Mafalda entra na sala de almoço rompendo a discussão com sua voz forte. —
Agora é o momento mais importante do almoço. — Mafalda faz suspense. — Francisco
José esta é a sua sobremesa predileta! — Parada no limiar da porta — O pudinho! — em
seguida em movimento descendente rápido dá um pequeno tranco com o pudim no centro
da mesa. — Ploft! Pleft! Plift! — São ruídos da guloseima autodestruindo-se. O pudim
desabou, implodiu, afundou do meio para fora.
— Oooooh! — São os ruídos produzidos pelos comensais em uníssono. Foi uma
catástrofe hecatômbica. Só as beiras externas ficaram em pé. O meio era só migalhas.
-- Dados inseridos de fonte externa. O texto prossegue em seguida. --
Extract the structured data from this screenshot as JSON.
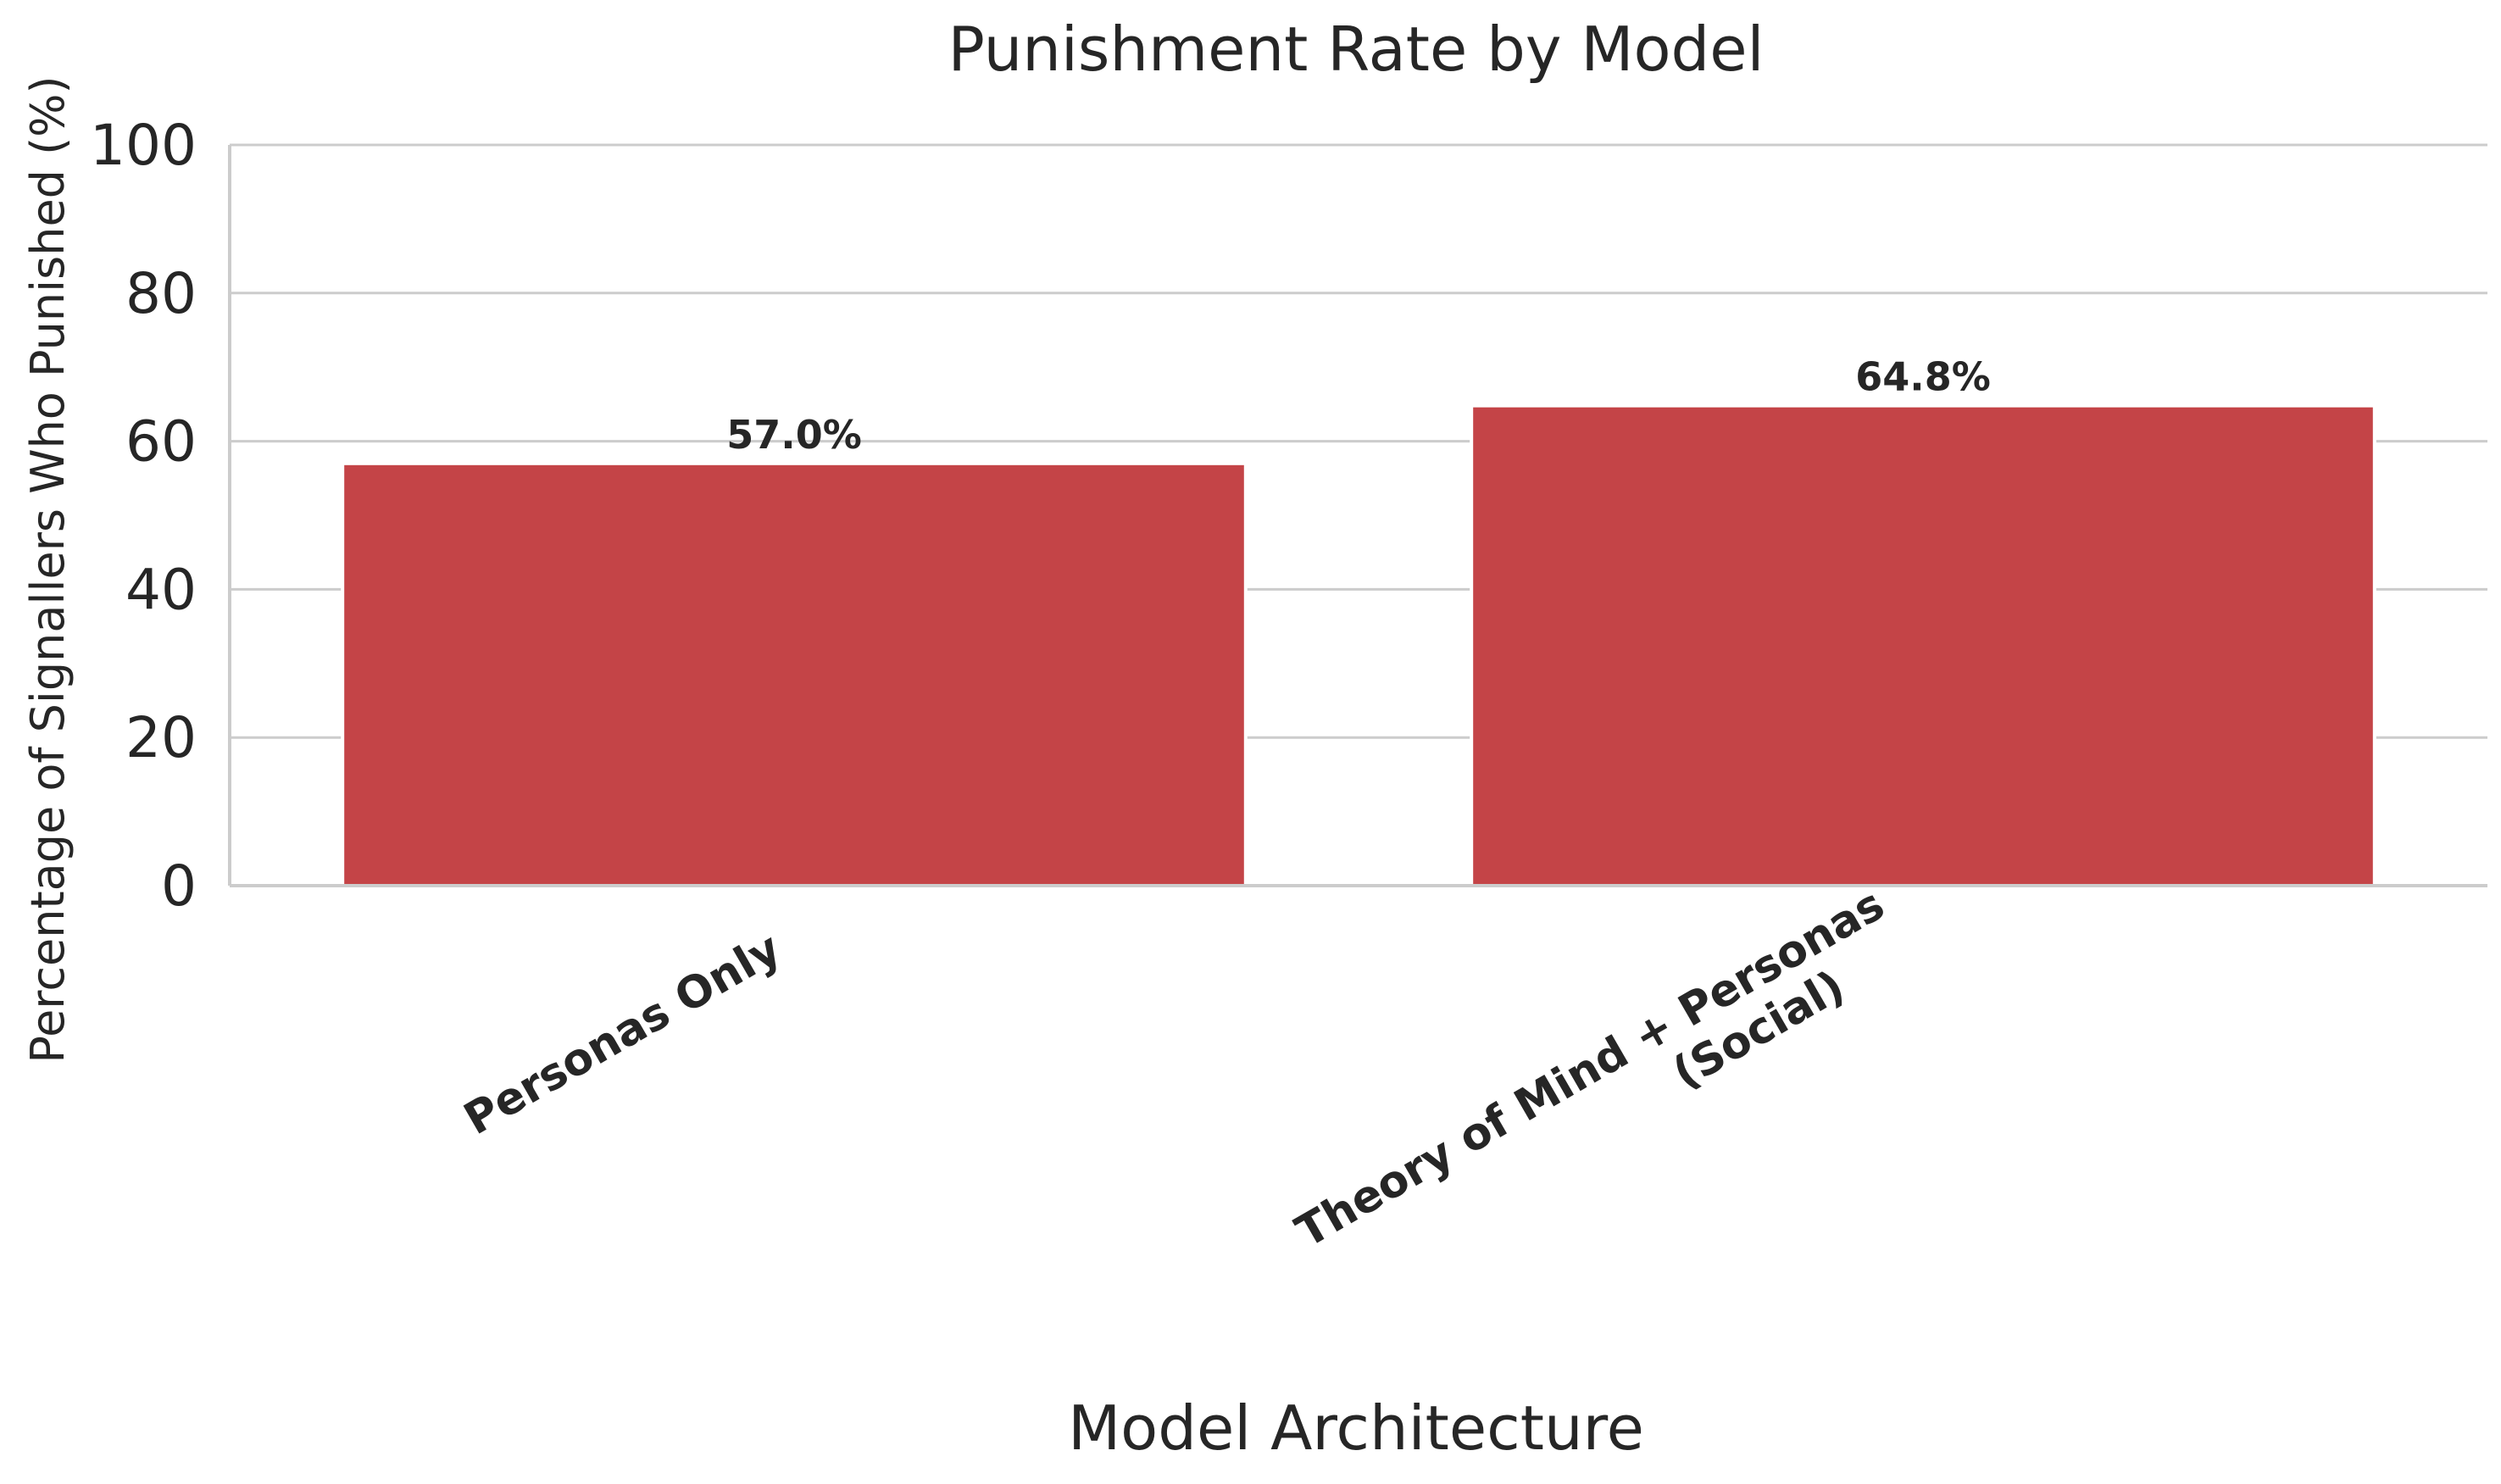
{
  "chart_data": {
    "type": "bar",
    "title": "Punishment Rate by Model",
    "xlabel": "Model Architecture",
    "ylabel": "Percentage of Signallers Who Punished (%)",
    "categories": [
      [
        "Personas Only"
      ],
      [
        "Theory of Mind + Personas",
        "(Social)"
      ]
    ],
    "values": [
      57.0,
      64.8
    ],
    "value_labels": [
      "57.0%",
      "64.8%"
    ],
    "ylim": [
      0,
      100
    ],
    "yticks": [
      0,
      20,
      40,
      60,
      80,
      100
    ],
    "grid": "horizontal",
    "bar_color": "#c44447",
    "grid_color": "#cccccc",
    "text_color": "#262626"
  }
}
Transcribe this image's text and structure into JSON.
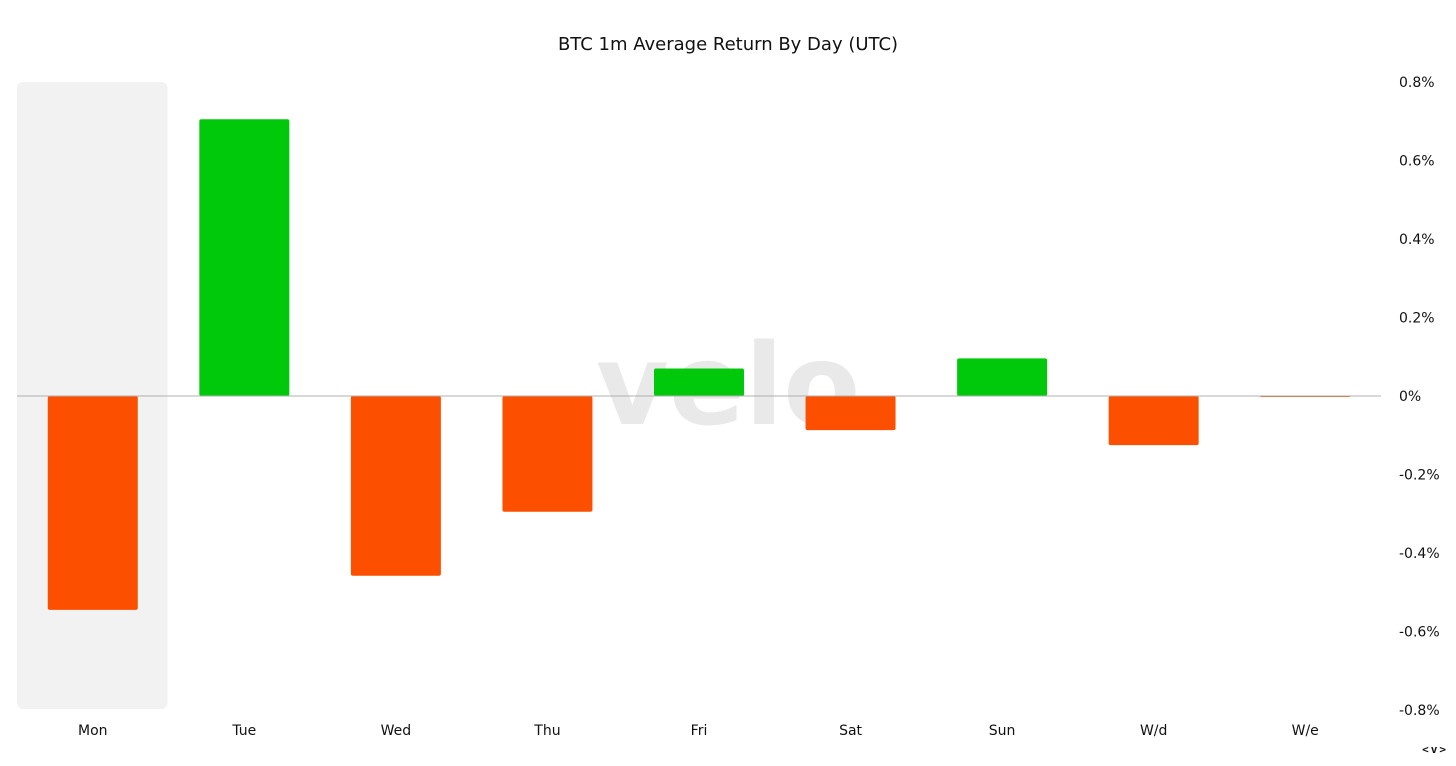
{
  "chart_data": {
    "type": "bar",
    "title": "BTC 1m Average Return By Day (UTC)",
    "categories": [
      "Mon",
      "Tue",
      "Wed",
      "Thu",
      "Fri",
      "Sat",
      "Sun",
      "W/d",
      "W/e"
    ],
    "values": [
      -0.545,
      0.705,
      -0.458,
      -0.295,
      0.07,
      -0.087,
      0.096,
      -0.125,
      -0.002
    ],
    "unit": "%",
    "ylim": [
      -0.8,
      0.8
    ],
    "yticks": [
      0.8,
      0.6,
      0.4,
      0.2,
      0,
      -0.2,
      -0.4,
      -0.6,
      -0.8
    ],
    "ytick_labels": [
      "0.8%",
      "0.6%",
      "0.4%",
      "0.2%",
      "0%",
      "-0.2%",
      "-0.4%",
      "-0.6%",
      "-0.8%"
    ],
    "y_axis_position": "right",
    "grid": false,
    "highlighted_category": "Mon",
    "colors": {
      "positive": "#00c80a",
      "negative": "#fc5000",
      "highlight_band": "#f2f2f2",
      "zero_line": "#b0b0b0",
      "watermark": "#e2e2e2"
    }
  },
  "watermark": "velo",
  "corner_nav": "<v>"
}
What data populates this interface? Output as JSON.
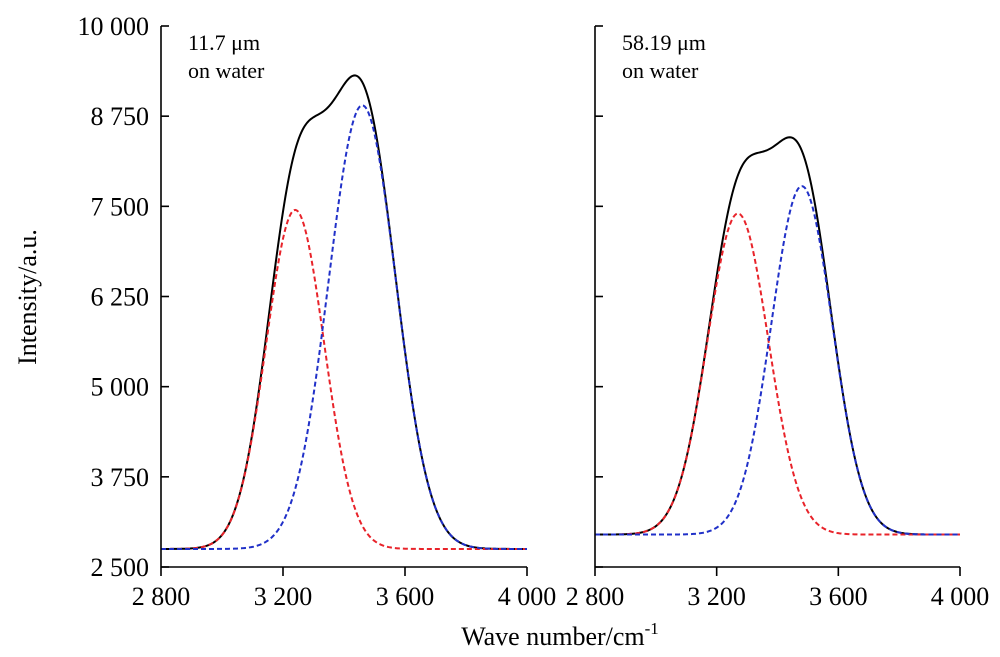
{
  "chart_data": [
    {
      "type": "line",
      "panel": "left",
      "xlim": [
        2800,
        4000
      ],
      "ylim": [
        2500,
        10000
      ],
      "x_ticks": [
        2800,
        3200,
        3600,
        4000
      ],
      "x_tick_labels": [
        "2 800",
        "3 200",
        "3 600",
        "4 000"
      ],
      "y_ticks": [
        2500,
        3750,
        5000,
        6250,
        7500,
        8750,
        10000
      ],
      "y_tick_labels": [
        "2 500",
        "3 750",
        "5 000",
        "6 250",
        "7 500",
        "8 750",
        "10 000"
      ],
      "ylabel": "Intensity/a.u.",
      "annotation": [
        "11.7 μm",
        "on water"
      ],
      "baseline": 2750,
      "series": [
        {
          "style": "solid",
          "color": "#000000",
          "peaks": [
            {
              "center": 3240,
              "sigma": 95,
              "amplitude": 4700
            },
            {
              "center": 3460,
              "sigma": 110,
              "amplitude": 6150
            }
          ]
        },
        {
          "style": "dashed",
          "color": "#e8232a",
          "peaks": [
            {
              "center": 3240,
              "sigma": 95,
              "amplitude": 4700
            }
          ]
        },
        {
          "style": "dashed",
          "color": "#2030c8",
          "peaks": [
            {
              "center": 3460,
              "sigma": 110,
              "amplitude": 6150
            }
          ]
        }
      ]
    },
    {
      "type": "line",
      "panel": "right",
      "xlim": [
        2800,
        4000
      ],
      "ylim": [
        2500,
        10000
      ],
      "x_ticks": [
        2800,
        3200,
        3600,
        4000
      ],
      "x_tick_labels": [
        "2 800",
        "3 200",
        "3 600",
        "4 000"
      ],
      "y_ticks": [
        2500,
        3750,
        5000,
        6250,
        7500,
        8750,
        10000
      ],
      "annotation": [
        "58.19 μm",
        "on water"
      ],
      "baseline": 2950,
      "series": [
        {
          "style": "solid",
          "color": "#000000",
          "peaks": [
            {
              "center": 3270,
              "sigma": 100,
              "amplitude": 4450
            },
            {
              "center": 3480,
              "sigma": 100,
              "amplitude": 4830
            }
          ]
        },
        {
          "style": "dashed",
          "color": "#e8232a",
          "peaks": [
            {
              "center": 3270,
              "sigma": 100,
              "amplitude": 4450
            }
          ]
        },
        {
          "style": "dashed",
          "color": "#2030c8",
          "peaks": [
            {
              "center": 3480,
              "sigma": 100,
              "amplitude": 4830
            }
          ]
        }
      ]
    }
  ],
  "xlabel": "Wave number/cm",
  "xlabel_sup": "-1"
}
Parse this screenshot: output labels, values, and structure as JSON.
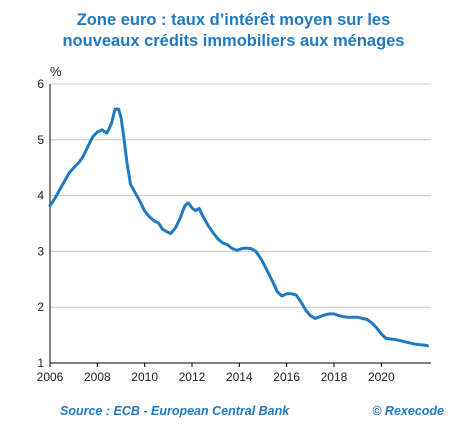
{
  "title_line1": "Zone euro : taux d’intérêt moyen sur les",
  "title_line2": "nouveaux crédits immobiliers aux ménages",
  "footer": {
    "source": "Source : ECB - European Central Bank",
    "credit": "© Rexecode"
  },
  "colors": {
    "title": "#1f7ac2",
    "line": "#1f7ac2",
    "grid": "#c8c8c8",
    "axis": "#000000"
  },
  "chart_data": {
    "type": "line",
    "title": "Zone euro : taux d’intérêt moyen sur les nouveaux crédits immobiliers aux ménages",
    "xlabel": "",
    "ylabel": "%",
    "xlim": [
      2006,
      2022.1
    ],
    "ylim": [
      1,
      6
    ],
    "xticks": [
      2006,
      2008,
      2010,
      2012,
      2014,
      2016,
      2018,
      2020
    ],
    "yticks": [
      1,
      2,
      3,
      4,
      5,
      6
    ],
    "grid": "horizontal",
    "series": [
      {
        "x": [
          2006.0,
          2006.1,
          2006.25,
          2006.4,
          2006.6,
          2006.8,
          2007.0,
          2007.2,
          2007.4,
          2007.6,
          2007.8,
          2008.0,
          2008.2,
          2008.4,
          2008.5,
          2008.6,
          2008.75,
          2008.9,
          2009.0,
          2009.1,
          2009.25,
          2009.4,
          2009.6,
          2009.8,
          2010.0,
          2010.2,
          2010.4,
          2010.6,
          2010.75,
          2010.9,
          2011.1,
          2011.3,
          2011.5,
          2011.7,
          2011.85,
          2012.0,
          2012.15,
          2012.3,
          2012.5,
          2012.7,
          2012.9,
          2013.1,
          2013.3,
          2013.5,
          2013.7,
          2013.9,
          2014.1,
          2014.3,
          2014.5,
          2014.7,
          2014.9,
          2015.1,
          2015.3,
          2015.5,
          2015.6,
          2015.8,
          2016.0,
          2016.2,
          2016.4,
          2016.6,
          2016.8,
          2017.0,
          2017.2,
          2017.4,
          2017.6,
          2017.8,
          2018.0,
          2018.2,
          2018.4,
          2018.6,
          2018.8,
          2019.0,
          2019.2,
          2019.4,
          2019.6,
          2019.8,
          2020.0,
          2020.2,
          2020.4,
          2020.6,
          2020.8,
          2021.0,
          2021.2,
          2021.4,
          2021.6,
          2021.8,
          2021.95
        ],
        "values": [
          3.82,
          3.88,
          3.98,
          4.1,
          4.25,
          4.4,
          4.5,
          4.58,
          4.7,
          4.88,
          5.05,
          5.14,
          5.18,
          5.12,
          5.2,
          5.3,
          5.55,
          5.55,
          5.4,
          5.1,
          4.6,
          4.2,
          4.05,
          3.9,
          3.72,
          3.62,
          3.55,
          3.5,
          3.4,
          3.36,
          3.32,
          3.42,
          3.6,
          3.82,
          3.87,
          3.78,
          3.73,
          3.77,
          3.6,
          3.45,
          3.33,
          3.22,
          3.15,
          3.12,
          3.05,
          3.02,
          3.05,
          3.06,
          3.05,
          3.0,
          2.88,
          2.72,
          2.55,
          2.38,
          2.28,
          2.2,
          2.24,
          2.24,
          2.22,
          2.1,
          1.95,
          1.85,
          1.8,
          1.83,
          1.86,
          1.88,
          1.88,
          1.85,
          1.83,
          1.82,
          1.82,
          1.82,
          1.8,
          1.78,
          1.72,
          1.63,
          1.52,
          1.44,
          1.43,
          1.42,
          1.4,
          1.38,
          1.36,
          1.34,
          1.33,
          1.32,
          1.31
        ]
      }
    ]
  }
}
— Francisco José! — Chamou sua atenção dona Pérola, depois de constatar a obra
mal-acabada do filho. Os olhares a mesa se viraram imediatamente para o menino, que
ruborizou e se afundou na cadeira.
Por fim, todos riram, muito. Menos o Arnóbio Arnaldo “O Malão” que não
entendeu a história. Aliás, ele só ri das próprias histórias. Mas sozinho. Ah! “O Malão” é
só o irmão mais velho — Aliás, bem mais velho! Quer dizer, muito mais velho!